Many communications companies have had their own voice labs for several years, aimed mainly at “enhancing the telephony experience”. As comms and IT have converged, these technologies have been applied to computer applications. For example, last year Lucent announced a pact with Unisys, in which Lucent’s technology would be used to develop an integrated speech recognition software package. Start-up companies such as SpeechWorks and Nuance have been set up with the objective of providing voice-enabled application development tools. So far, the results have been fair to middling: in general the best results come from the systems with limited scope (such as eTrade’s and BT’s voice-driven stock systems). Herein lies the danger: prospective customers remain skeptical, while there is a lack of installed systems with sufficient wow factor to sway them.
In line with the test of the application development industry, component-based development is the adopted direction of the major players. SpeechWorks have released a comprehensive set of Java and ActiveX applets to recognise common structures such as names, addresses, dates and so on, as well as applets for standard applications such as SAP. Similarly, a few days ago Nuance released their first set of voice components, as Java Beans.
Voice recognition is no longer about the quality of the recognition engine, as this technology is sufficiently advanced and improving all the time. Rather it is about the ability to automate dialogues which may occur between end user and machine. Just as with the Web, the voice caller can very easily get turned off by requests for irrelevant or badly ordered information so usability becomes a primary issue, a fact recognised by SpeechWorks’ own development methodology. We are likely to see a number of voice-controlled applications in the future, based on the component model, and the chances are they will become acceptable as their quality improves and their numbers increase. The death of the touch-tone interface is an imminent and welcome consequence of this (though it should be remembered that the bad press of DTMF is as much down to the interface design as the technology). Call centres are the primary market for this: call centre managers will find voice technology indispensable in achieving their “improved service, reduced costs” mantra.
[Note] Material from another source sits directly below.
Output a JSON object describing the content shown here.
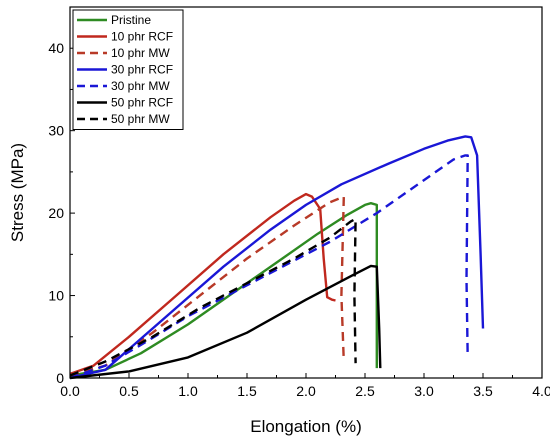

Even so, this use of voice technology is still concentrated more on the enterprise than the individual. The real, mass market, killer application for voice comes with the merger of the mobile phone, a device which we are used to talking to, and the PDA, a device we are used to looking at. The recent announcement by IBM and Nokia serves to illustrate the potential of the technology, which will one day come as standard in handheld devices, particularly as it includes the definition of an XML-based standard for voice. Agreed, a truly portable voice solution which relies on the power of the device alone is a long way off, however advances in wireless technology mean that the recognition can occur on the server side rather than on the device itself. In the keyboard-unfriendly mobile world, the use of voice for navigation and search becomes the better option. Voice entry will sit alongside text and pointer entry, with each being used in the most appropriate manner.
For voice recognition vendors, the future is bright for those that ignore the skeptics and embrace the broadest possible vision of the future. Recognition engines and application development tools are both OEM markets, suitable for the systems integrators. There does exist a third market, which bears a striking similarity to the Web site development market currently occupied by products such as NetObjects Fusion and Microsoft FrontPage. As voice-enabled mobile devices gain presence, site developers will require tools to enable the receipt of speech commands. There are very few players in this space at the moment – SpeechWorks is one of them. However there is still plenty of time for the other voice recognition companies to catch up.
(First published 29 October 1999)